A MOLTI PIACE GRANDE
Sorprendere è tra gli obiettivi di questo Fuorisalone
milanese, ormai troppo viziato dalle più incredibili installazioni, dalle
performance più discusse, dalle parade più
coinvolgenti. Difficile dire qual è l’elemento che in questo momento è più trainante.
Di certo stupire ha sempre il suo effetto. Per quanto si possa avere un atteggiamento
professionale, difficile restare indifferenti a una costruzione con volumi
geometrici bluette, che troneggia in piazza Gae Aulenti (in alto). E’ Lighthenge, "un raggio italiano nel cielo dell’energia globale", progetto di Edison e Stefano Boeri, che sembra contrapporsi, idealmente, allo Stonehenge di Jeremy Deller. Il king size comunque continua ad avere i
suoi fans. Come può passare
inosservata Pantosh
Chair, sedia in legno alta 3 metri collocata ai piedi, si fa per dire, del Museo
del Novecento in Piazza Duomo? Diventa un ottimo stimolo per andare a vedere le
sedute dei designer brasiliani di Be
Brasil allo spazio Edit di Via Marroncelli. Qualche sedia normal size è visibile alle fermate del
tram di Via Broletto e Foro Bonaparte. Un’altra tendenza che salta gli occhi è
la passione per il verde, alle
volte intesa come inno alla sostenibilità, altre
come ricetta per una vita più rilassante. Il fil vert si snoda per tutta la città, ma trova il suo spazio più felice all' Isola e dintorni. A cominciare dagli orti di piazza XXV Aprile, proprio davanti
a Eataly. A pochi passi Don’t call me Daphne,
ermetica installazione di Elena Salmistraro per Timberland, con le sue ghiande-sedili
che pendono dai rami, vuole rappresentare madre natura che protegge la
creatività femminile (al centro). E continua con tutto il mondo ecosostenibile di artigiani
e brand Rething Materials all’ombra del Bosco Verticale. Nella boutique Pinko di
Via Montenapoleone Hanging Garden
dell’artista australiana Mikala Dwyer richiama gli sguardi. I sacchetti-vaso
con le micro-biosfere sono in sintonia con la campagna di sostenibilità del
marchio. Attenzione alla natura ma anche alla salute. Proteggersi dal sole è la
finalità di Sun il progetto di Buro
Belén, lo studio di due giovani designer olandesi. Per
sfruttare l’effetto positivo del sole, evitandone i danni e impedendo
l’inquinamento all’ambiente portato dalle creme. La soluzione sta in una fibra
fatta di sisal, lino e seta con cui è possibile filtrare i raggi pericolosi.
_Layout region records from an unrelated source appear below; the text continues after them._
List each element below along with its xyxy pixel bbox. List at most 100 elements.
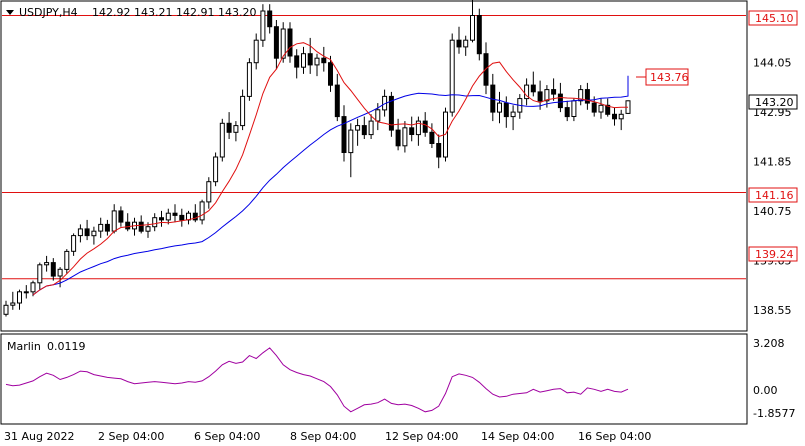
bull-candle[interactable] — [368, 120, 374, 136]
bull-candle[interactable] — [544, 89, 550, 102]
bear-candle[interactable] — [226, 122, 232, 133]
bear-candle[interactable] — [341, 116, 347, 153]
bull-candle[interactable] — [240, 95, 246, 127]
symbol-menu-triangle-icon[interactable] — [6, 10, 14, 15]
bull-candle[interactable] — [219, 122, 225, 158]
bull-candle[interactable] — [598, 104, 604, 113]
bear-candle[interactable] — [409, 127, 415, 136]
symbol-timeframe: USDJPY,H4 — [19, 6, 78, 19]
bull-candle[interactable] — [253, 39, 259, 64]
bull-candle[interactable] — [23, 291, 29, 294]
bull-candle[interactable] — [348, 129, 354, 154]
bull-candle[interactable] — [233, 125, 239, 133]
time-tick: 31 Aug 2022 — [4, 430, 74, 443]
slow-ma-tag-text: 143.76 — [650, 71, 689, 84]
bear-candle[interactable] — [287, 28, 293, 57]
time-tick: 8 Sep 04:00 — [290, 430, 356, 443]
bull-candle[interactable] — [246, 62, 252, 97]
bull-candle[interactable] — [470, 15, 475, 41]
bull-candle[interactable] — [91, 230, 97, 237]
bull-candle[interactable] — [618, 113, 624, 120]
bear-candle[interactable] — [125, 221, 131, 230]
bear-candle[interactable] — [267, 10, 273, 28]
bear-candle[interactable] — [104, 223, 110, 232]
bear-candle[interactable] — [172, 212, 178, 216]
bear-candle[interactable] — [307, 53, 313, 66]
bear-candle[interactable] — [503, 102, 509, 118]
bull-candle[interactable] — [206, 181, 212, 203]
bull-candle[interactable] — [375, 109, 381, 122]
bear-candle[interactable] — [605, 104, 611, 115]
bear-candle[interactable] — [321, 57, 327, 64]
indicator-axis[interactable]: 3.208 0.00 -1.8577 — [753, 337, 795, 420]
bear-candle[interactable] — [294, 55, 300, 68]
bear-candle[interactable] — [159, 217, 164, 221]
bull-candle[interactable] — [71, 235, 77, 252]
bear-candle[interactable] — [476, 15, 482, 55]
bear-candle[interactable] — [50, 262, 56, 277]
bull-candle[interactable] — [510, 111, 516, 118]
bear-candle[interactable] — [138, 221, 144, 232]
bear-candle[interactable] — [537, 91, 543, 102]
bull-candle[interactable] — [57, 268, 63, 277]
bear-candle[interactable] — [84, 228, 90, 237]
bull-candle[interactable] — [260, 10, 266, 41]
price-tag-139: 139.24 — [748, 246, 798, 262]
bull-candle[interactable] — [152, 217, 158, 228]
bear-candle[interactable] — [273, 26, 279, 59]
bull-candle[interactable] — [571, 100, 577, 118]
bear-candle[interactable] — [361, 125, 367, 136]
bull-candle[interactable] — [199, 201, 205, 221]
bull-candle[interactable] — [17, 291, 22, 304]
bull-candle[interactable] — [355, 125, 361, 131]
time-axis[interactable]: 31 Aug 2022 2 Sep 04:00 6 Sep 04:00 8 Se… — [4, 430, 651, 443]
bear-candle[interactable] — [179, 214, 185, 221]
bear-candle[interactable] — [388, 95, 394, 131]
bear-candle[interactable] — [395, 129, 401, 147]
bear-candle[interactable] — [192, 212, 198, 221]
bear-candle[interactable] — [530, 84, 536, 93]
bull-candle[interactable] — [301, 53, 306, 68]
bear-candle[interactable] — [551, 89, 557, 95]
bull-candle[interactable] — [449, 39, 455, 113]
price-tag-145: 145.10 — [748, 10, 798, 26]
bear-candle[interactable] — [429, 131, 435, 145]
bull-candle[interactable] — [314, 57, 320, 66]
bear-candle[interactable] — [584, 89, 590, 104]
bull-candle[interactable] — [10, 302, 16, 306]
bull-candle[interactable] — [111, 210, 117, 232]
bear-candle[interactable] — [612, 113, 617, 120]
bull-candle[interactable] — [37, 264, 43, 284]
bull-candle[interactable] — [578, 89, 584, 102]
bull-candle[interactable] — [98, 223, 104, 232]
main-chart-frame[interactable] — [0, 0, 748, 332]
bull-candle[interactable] — [165, 212, 171, 221]
bull-candle[interactable] — [77, 228, 83, 237]
indicator-tick: 3.208 — [753, 337, 785, 350]
bull-candle[interactable] — [524, 84, 530, 100]
bear-candle[interactable] — [436, 143, 442, 158]
bear-candle[interactable] — [422, 120, 428, 133]
bull-candle[interactable] — [30, 282, 36, 293]
time-tick: 14 Sep 04:00 — [481, 430, 554, 443]
bear-candle[interactable] — [328, 62, 333, 86]
bull-candle[interactable] — [402, 127, 408, 147]
bull-candle[interactable] — [497, 102, 502, 113]
bear-candle[interactable] — [334, 84, 340, 118]
bull-candle[interactable] — [64, 250, 70, 270]
bear-candle[interactable] — [557, 93, 563, 109]
bull-candle[interactable] — [44, 262, 50, 266]
bull-candle[interactable] — [415, 120, 421, 136]
bull-candle[interactable] — [280, 28, 286, 59]
bear-candle[interactable] — [564, 107, 570, 118]
indicator-window-frame[interactable] — [0, 333, 748, 425]
bull-candle[interactable] — [3, 304, 9, 315]
current-price-text: 143.20 — [755, 96, 794, 109]
bull-candle[interactable] — [145, 226, 151, 232]
bull-candle[interactable] — [463, 39, 469, 48]
bear-candle[interactable] — [118, 210, 124, 223]
bear-candle[interactable] — [591, 102, 597, 113]
bear-candle[interactable] — [456, 39, 462, 48]
bull-candle[interactable] — [213, 156, 219, 183]
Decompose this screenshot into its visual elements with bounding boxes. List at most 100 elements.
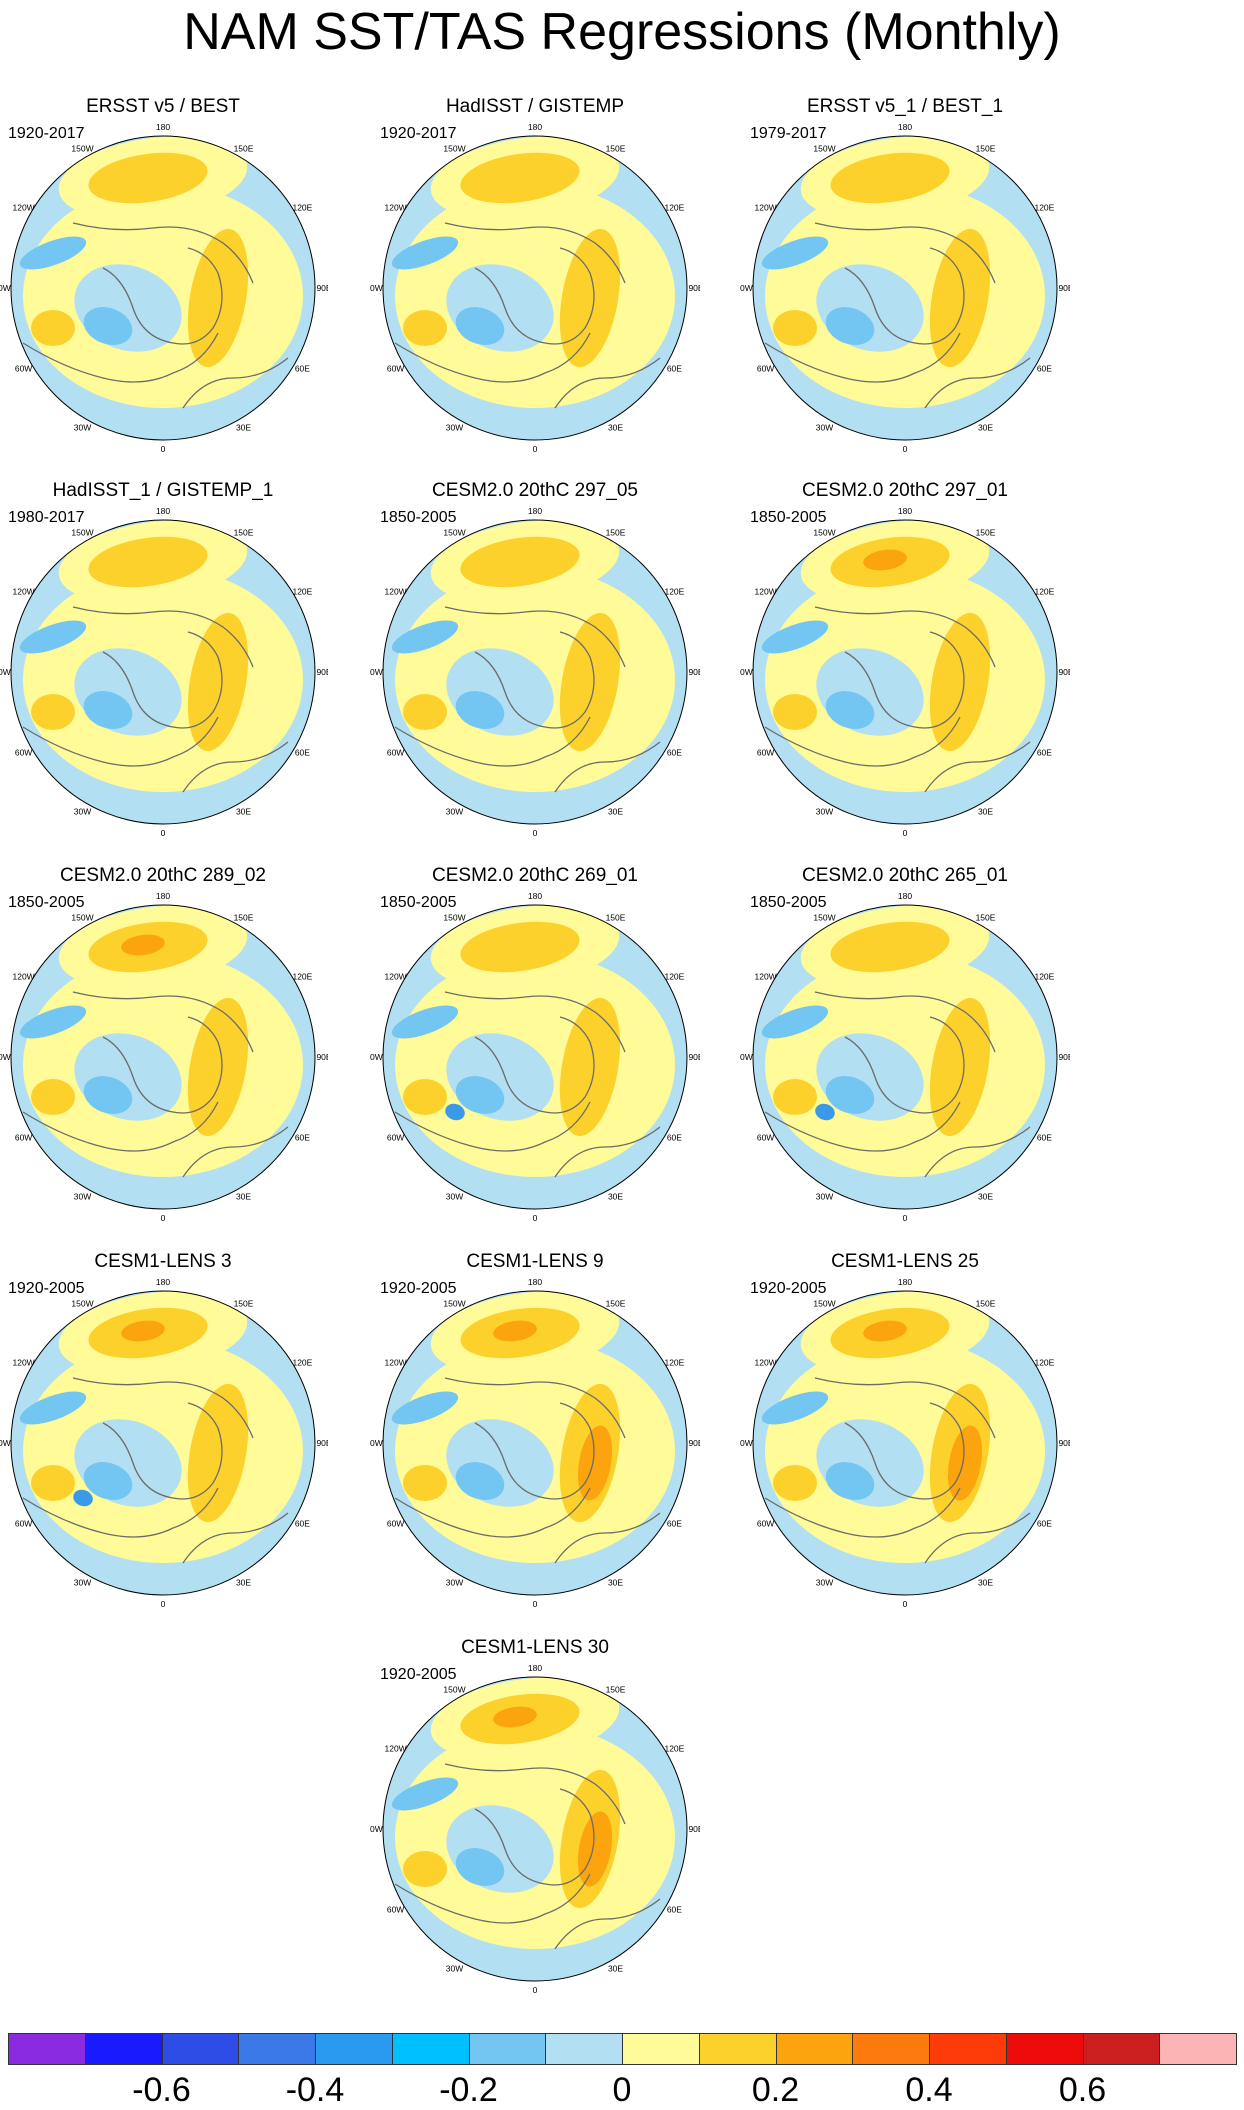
- map-outline: [382, 1290, 688, 1596]
- panel-title: CESM2.0 20thC 289_02: [60, 865, 266, 886]
- longitude-label: 30W: [74, 1577, 91, 1587]
- pacific-negative: [391, 236, 459, 270]
- coastline: [924, 1512, 1031, 1564]
- coastline: [22, 332, 219, 383]
- longitude-label: 180: [898, 506, 912, 516]
- map-outline: [752, 1290, 1058, 1596]
- longitude-label: 150E: [606, 1685, 626, 1695]
- longitude-label: 30W: [816, 806, 833, 816]
- longitude-label: 60E: [667, 1133, 682, 1143]
- map-panel: CESM2.0 20thC 289_02 1850-2005 180 150E 120E…: [0, 863, 328, 1233]
- panel-title: HadISST / GISTEMP: [445, 96, 625, 117]
- pacific-negative: [761, 1391, 829, 1425]
- coastline: [444, 222, 626, 284]
- panel-title: CESM2.0 20thC 269_01: [432, 865, 638, 886]
- panel-period: 1850-2005: [8, 894, 85, 911]
- longitude-label: 150E: [976, 528, 996, 538]
- longitude-label: 0: [161, 1213, 166, 1223]
- north-pacific-strong-core: [863, 549, 907, 571]
- longitude-label: 180: [898, 1277, 912, 1287]
- longitude-label: 120E: [664, 972, 684, 982]
- longitude-label: 60W: [15, 1519, 32, 1529]
- longitude-label: 90W: [740, 1052, 753, 1062]
- labrador-negative-core: [455, 691, 505, 729]
- longitude-label: 60W: [387, 1905, 404, 1915]
- longitude-label: 180: [528, 506, 542, 516]
- longitude-label: 60W: [757, 1519, 774, 1529]
- longitude-label: 150W: [813, 913, 835, 923]
- eurasia-core: [187, 612, 249, 752]
- longitude-label: 180: [528, 891, 542, 901]
- longitude-label: 30W: [446, 1577, 463, 1587]
- longitude-label: 0: [903, 828, 908, 838]
- longitude-label: 180: [898, 891, 912, 901]
- coastline: [444, 991, 626, 1053]
- longitude-label: 150E: [976, 1299, 996, 1309]
- longitude-label: 150E: [606, 144, 626, 154]
- colorbar-box: [161, 2033, 240, 2065]
- labrador-negative-core: [825, 1076, 875, 1114]
- longitude-label: 0: [161, 828, 166, 838]
- longitude-label: 60E: [667, 748, 682, 758]
- map-panel: ERSST v5_1 / BEST_1 1979-2017 180 150E 120E 9…: [740, 94, 1070, 464]
- longitude-label: 150W: [443, 913, 465, 923]
- longitude-label: 0: [533, 444, 538, 454]
- longitude-label: 150W: [71, 913, 93, 923]
- pacific-negative: [19, 620, 87, 654]
- coastline: [554, 1512, 661, 1564]
- eurasia-core: [559, 228, 621, 368]
- coastline: [182, 1126, 289, 1178]
- north-america-core: [31, 1465, 75, 1501]
- longitude-label: 120E: [664, 203, 684, 213]
- coastline: [924, 1126, 1031, 1178]
- colorbar-box: [852, 2033, 930, 2065]
- north-america-core: [403, 1851, 447, 1887]
- longitude-label: 30E: [236, 1191, 251, 1201]
- coastline: [22, 1487, 219, 1538]
- map-outline: [752, 904, 1058, 1210]
- longitude-label: 60W: [757, 364, 774, 374]
- longitude-label: 90W: [740, 667, 753, 677]
- map-panel: CESM1-LENS 9 1920-2005 180 150E 120E 90E 60E 30…: [370, 1249, 700, 1619]
- longitude-label: 120E: [1034, 203, 1054, 213]
- panel-title: CESM1-LENS 25: [831, 1251, 979, 1272]
- longitude-label: 150W: [813, 144, 835, 154]
- colorbar-box: [315, 2033, 393, 2065]
- longitude-label: 150E: [234, 144, 254, 154]
- polar-map: 180 150E 120E 90E 60E 30E 0 30W 60W 90W 120W 150W: [0, 122, 328, 454]
- panel-title: ERSST v5_1 / BEST_1: [806, 96, 1004, 117]
- colorbar-box: [698, 2033, 777, 2065]
- longitude-label: 30E: [978, 806, 993, 816]
- map-panel: HadISST / GISTEMP 1920-2017 180 150E 120E 90E…: [370, 94, 700, 464]
- longitude-label: 30E: [236, 806, 251, 816]
- longitude-label: 60E: [1037, 748, 1052, 758]
- coastline: [924, 741, 1031, 793]
- coastline: [844, 1402, 965, 1500]
- coastline: [814, 606, 996, 668]
- coastline: [554, 1126, 661, 1178]
- north-pacific-core: [460, 152, 580, 204]
- longitude-label: 0: [903, 1213, 908, 1223]
- longitude-label: 30W: [816, 422, 833, 432]
- coastline: [554, 357, 661, 409]
- longitude-label: 150W: [71, 528, 93, 538]
- north-america-core: [773, 694, 817, 730]
- pacific-negative: [19, 1391, 87, 1425]
- panel-period: 1920-2017: [380, 125, 457, 142]
- longitude-label: 150E: [234, 1299, 254, 1309]
- map-outline: [382, 519, 688, 825]
- labrador-strong-core: [73, 1489, 93, 1507]
- coastline: [22, 1101, 219, 1152]
- longitude-label: 90W: [740, 1438, 753, 1448]
- labrador-negative-core: [825, 691, 875, 729]
- longitude-label: 120W: [384, 1744, 406, 1754]
- coastline: [474, 1016, 595, 1114]
- polar-map: 180 150E 120E 90E 60E 30E 0 30W 60W 90W 120W 150W: [370, 1663, 700, 1995]
- panel-period: 1920-2005: [380, 1666, 457, 1683]
- longitude-label: 0: [161, 1599, 166, 1609]
- longitude-label: 120W: [12, 203, 34, 213]
- longitude-label: 30E: [608, 1191, 623, 1201]
- panel-period: 1920-2005: [8, 1280, 85, 1297]
- longitude-label: 60E: [295, 748, 310, 758]
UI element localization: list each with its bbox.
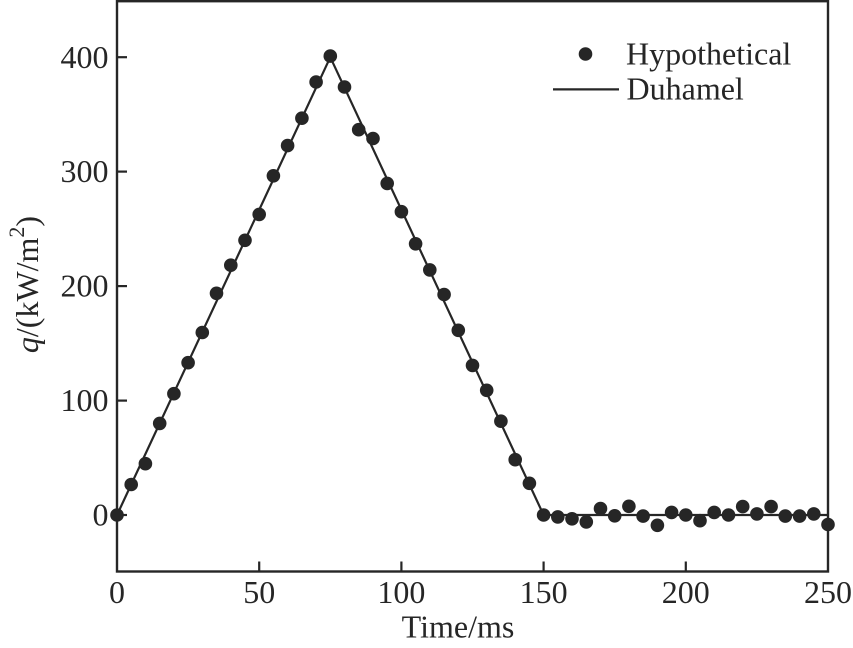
svg-text:250: 250: [804, 574, 852, 610]
svg-text:400: 400: [61, 39, 109, 75]
svg-text:0: 0: [93, 497, 109, 533]
svg-text:200: 200: [61, 268, 109, 304]
svg-text:50: 50: [243, 574, 275, 610]
svg-text:0: 0: [109, 574, 125, 610]
svg-text:Hypothetical: Hypothetical: [626, 36, 791, 72]
svg-text:200: 200: [662, 574, 710, 610]
svg-text:300: 300: [61, 153, 109, 189]
svg-text:100: 100: [377, 574, 425, 610]
svg-text:Time/ms: Time/ms: [402, 609, 515, 645]
svg-text:150: 150: [520, 574, 568, 610]
svg-text:q/(kW/m2): q/(kW/m2): [4, 216, 45, 353]
svg-text:Duhamel: Duhamel: [627, 71, 744, 107]
svg-text:100: 100: [61, 382, 109, 418]
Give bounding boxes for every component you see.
Con questa realizzano abiti, visiere, occhiali, cappelli, un parasole, una
tenda per cambiarsi in spiaggia. Li hanno esposti in un allestimento poor-chic con cocktail a base di Mama Vodka,
la vodka delle donne del Nord, ad Alcova nel mezzo di NoLo (Nord Loreto) il
nuovo indirizzo del design (in basso). Per il momento, a giudicare dai negozi intorno
piuttosto vuoti,non è ancora esploso. Però all’ingresso dei vari vernissage,
filtri e controlli sono già diventati rigidi e implacabili. E un po’ ridicoli.